Eine innere Stimme rührt sich in ihm. Versuch es doch einfach mal, haucht sie. Er hört sich sagen: „Ja, warum nicht?“ und erschrickt fürchterlich. Das hat er doch nicht gesagt! „Schön, ich bin gleich bei dir“, antwortet sie. „Ich bringe eine schöne Flasche Wein mit“. Sie war noch nie bei ihm, er kennt sie kaum. Aber lange schon beobachtet er sie. Ihren leichten Gang, ihr fröhliche, unbeschwerte Art. Sie sieht sehr attraktiv aus. Er hätte nie gewagt, sich mit ihr zu verabreden. Seine Telefonnummer gab er ihr, weil es vor einiger Zeit Probleme im Büro gab. Dass sie ihn auch privat anrufen würde, konnte er sich beim besten Willen nicht vorstellen. Er legt den Hörer auf und in Windeseile begann er, wenigstens das Wohnzimmer halbwegs freizuschaufeln. Er zittert am ganzen Körper, stellt sich vor, dass sie gleich vor ihm steht. Bevor er sich Gedanken darüber machen kann, klingelt es. „Da bin ich“, sagt sie und lächelt ihn strahlend an. „Schön“, mehr kommt ihm nicht über die Lippen. Sie geht ins Wohnzimmer, fragt: „Wo ist der Öffner?“ Sie ist so unkompliziert. Merkwürdigerweise fühlt er sich plötzlich sehr wohl. Sie scherzt und erzählt von einem Missgeschick, das sie heute erlebt hatte.

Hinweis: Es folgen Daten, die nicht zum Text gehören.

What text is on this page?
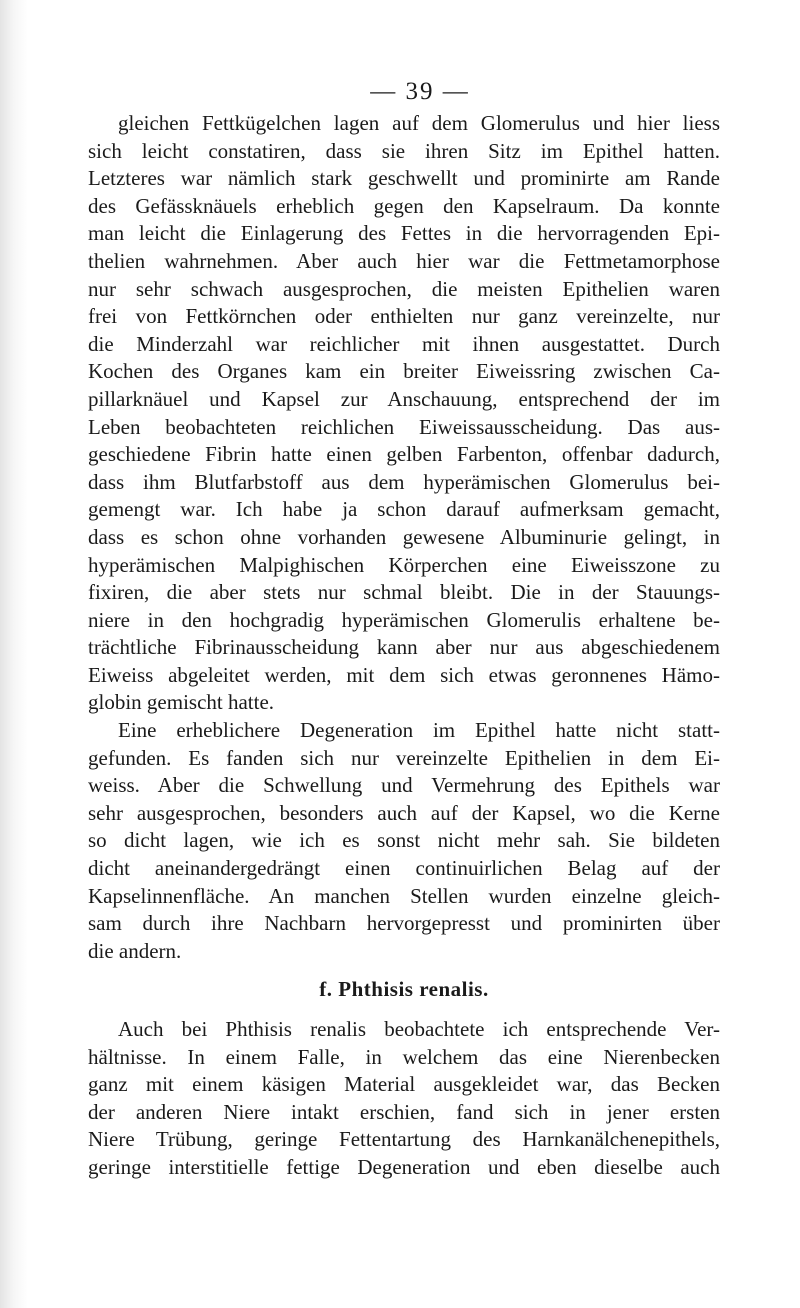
— 39 —
gleichen Fettkügelchen lagen auf dem Glomerulus und hier liess
sich leicht constatiren, dass sie ihren Sitz im Epithel hatten.
Letzteres war nämlich stark geschwellt und prominirte am Rande
des Gefässknäuels erheblich gegen den Kapselraum. Da konnte
man leicht die Einlagerung des Fettes in die hervorragenden Epi-
thelien wahrnehmen. Aber auch hier war die Fettmetamorphose
nur sehr schwach ausgesprochen, die meisten Epithelien waren
frei von Fettkörnchen oder enthielten nur ganz vereinzelte, nur
die Minderzahl war reichlicher mit ihnen ausgestattet. Durch
Kochen des Organes kam ein breiter Eiweissring zwischen Ca-
pillarknäuel und Kapsel zur Anschauung, entsprechend der im
Leben beobachteten reichlichen Eiweissausscheidung. Das aus-
geschiedene Fibrin hatte einen gelben Farbenton, offenbar dadurch,
dass ihm Blutfarbstoff aus dem hyperämischen Glomerulus bei-
gemengt war. Ich habe ja schon darauf aufmerksam gemacht,
dass es schon ohne vorhanden gewesene Albuminurie gelingt, in
hyperämischen Malpighischen Körperchen eine Eiweisszone zu
fixiren, die aber stets nur schmal bleibt. Die in der Stauungs-
niere in den hochgradig hyperämischen Glomerulis erhaltene be-
trächtliche Fibrinausscheidung kann aber nur aus abgeschiedenem
Eiweiss abgeleitet werden, mit dem sich etwas geronnenes Hämo-
globin gemischt hatte.
Eine erheblichere Degeneration im Epithel hatte nicht statt-
gefunden. Es fanden sich nur vereinzelte Epithelien in dem Ei-
weiss. Aber die Schwellung und Vermehrung des Epithels war
sehr ausgesprochen, besonders auch auf der Kapsel, wo die Kerne
so dicht lagen, wie ich es sonst nicht mehr sah. Sie bildeten
dicht aneinandergedrängt einen continuirlichen Belag auf der
Kapselinnenfläche. An manchen Stellen wurden einzelne gleich-
sam durch ihre Nachbarn hervorgepresst und prominirten über
die andern.
f. Phthisis renalis.
Auch bei Phthisis renalis beobachtete ich entsprechende Ver-
hältnisse. In einem Falle, in welchem das eine Nierenbecken
ganz mit einem käsigen Material ausgekleidet war, das Becken
der anderen Niere intakt erschien, fand sich in jener ersten
Niere Trübung, geringe Fettentartung des Harnkanälchenepithels,
geringe interstitielle fettige Degeneration und eben dieselbe auch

Seine Unsicherheit verfliegt. Er scherzt mit ihr. Er findet die richtigen Worte. Ihm kommt es so vor, als ob er plötzlich gewachsen sei. Verschwunden diese kleinlaute Haltung, verschwunden die Unsicherheit. Als ob er ein ganz anderer Mensch ist.

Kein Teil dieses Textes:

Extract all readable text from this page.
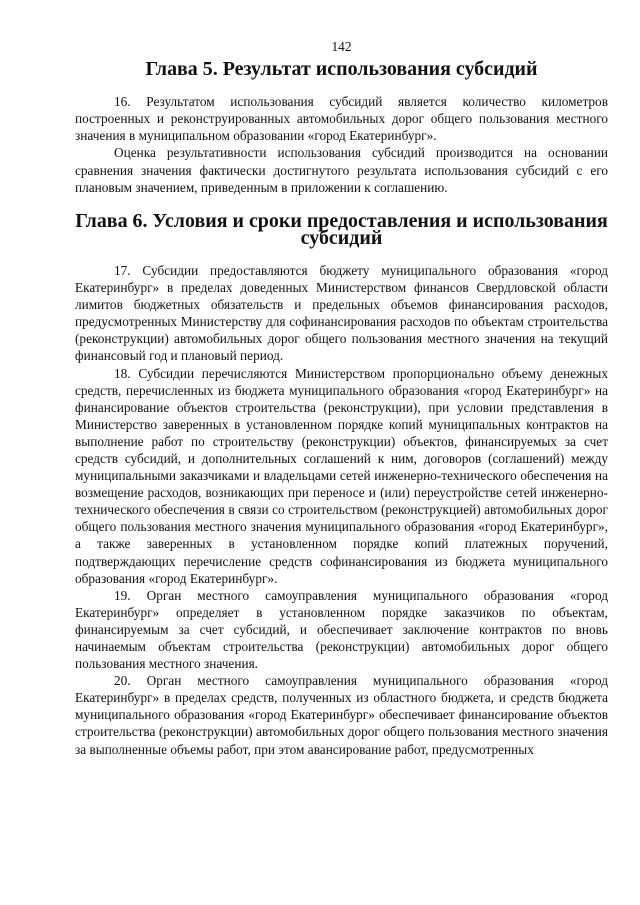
142
Глава 5. Результат использования субсидий

16. Результатом использования субсидий является количество километров построенных и реконструированных автомобильных дорог общего пользования местного значения в муниципальном образовании «город Екатеринбург».

Оценка результативности использования субсидий производится на основании сравнения значения фактически достигнутого результата использования субсидий с его плановым значением, приведенным в приложении к соглашению.

Глава 6. Условия и сроки предоставления и использования субсидий

17. Субсидии предоставляются бюджету муниципального образования «город Екатеринбург» в пределах доведенных Министерством финансов Свердловской области лимитов бюджетных обязательств и предельных объемов финансирования расходов, предусмотренных Министерству для софинансирования расходов по объектам строительства (реконструкции) автомобильных дорог общего пользования местного значения на текущий финансовый год и плановый период.

18. Субсидии перечисляются Министерством пропорционально объему денежных средств, перечисленных из бюджета муниципального образования «город Екатеринбург» на финансирование объектов строительства (реконструкции), при условии представления в Министерство заверенных в установленном порядке копий муниципальных контрактов на выполнение работ по строительству (реконструкции) объектов, финансируемых за счет средств субсидий, и дополнительных соглашений к ним, договоров (соглашений) между муниципальными заказчиками и владельцами сетей инженерно-технического обеспечения на возмещение расходов, возникающих при переносе и (или) переустройстве сетей инженерно-технического обеспечения в связи со строительством (реконструкцией) автомобильных дорог общего пользования местного значения муниципального образования «город Екатеринбург», а также заверенных в установленном порядке копий платежных поручений, подтверждающих перечисление средств софинансирования из бюджета муниципального образования «город Екатеринбург».

19. Орган местного самоуправления муниципального образования «город Екатеринбург» определяет в установленном порядке заказчиков по объектам, финансируемым за счет субсидий, и обеспечивает заключение контрактов по вновь начинаемым объектам строительства (реконструкции) автомобильных дорог общего пользования местного значения.

20. Орган местного самоуправления муниципального образования «город Екатеринбург» в пределах средств, полученных из областного бюджета, и средств бюджета муниципального образования «город Екатеринбург» обеспечивает финансирование объектов строительства (реконструкции) автомобильных дорог общего пользования местного значения за выполненные объемы работ, при этом авансирование работ, предусмотренных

Wie zufällig berührt er sie, während er mit ihr redet. Liebevoll lächelt er sie an. Sie prosten sich zu und sehen sich in die Augen. Mag sie ihn etwa?

Ihre dunklen Augen sehen ihn klar und offen an. Schweigen. Aber es ist ein angenehmes Schweigen, wie eine Art Zustimmung. Keinen Moment fühlt er sich unwohl, seit sie bei ihm ist. „Ich freue mich, bei dir zu sein. Es ist gemütlich hier bei dir“. Gerade will er widersprechen, da legt sie ihre Hand auf seine. „Das habe ich mir so lange gewünscht. Ich habe heute meinen ganzen Mut zusammennehmen müssen, um dich anzurufen“, gesteht sie ihm. Das macht ihn nun vollends sprachlos. Sie und Mut zusammennehmen? Diese selbstbewusste Frau? „Ich mag dich nämlich sehr“. Er blickt sie forschend an. Sie meint, was sie sagt. Sie meint es wirklich ehrlich. Zärtlich lehnt sie sich an ihn. „Ich mag dich auch sehr“, stammelt er unbeholfen und legt seinen Arm um ihre Schultern.

„Guten Morgen allerseits“, tönt er in das Großraumbüro. „Ein herrlicher Tag heute, nicht wahr?“ Beschwingten Schrittes holt er sich einen Kaffee, geht an seinen Schreibtisch und lächelt glücklich.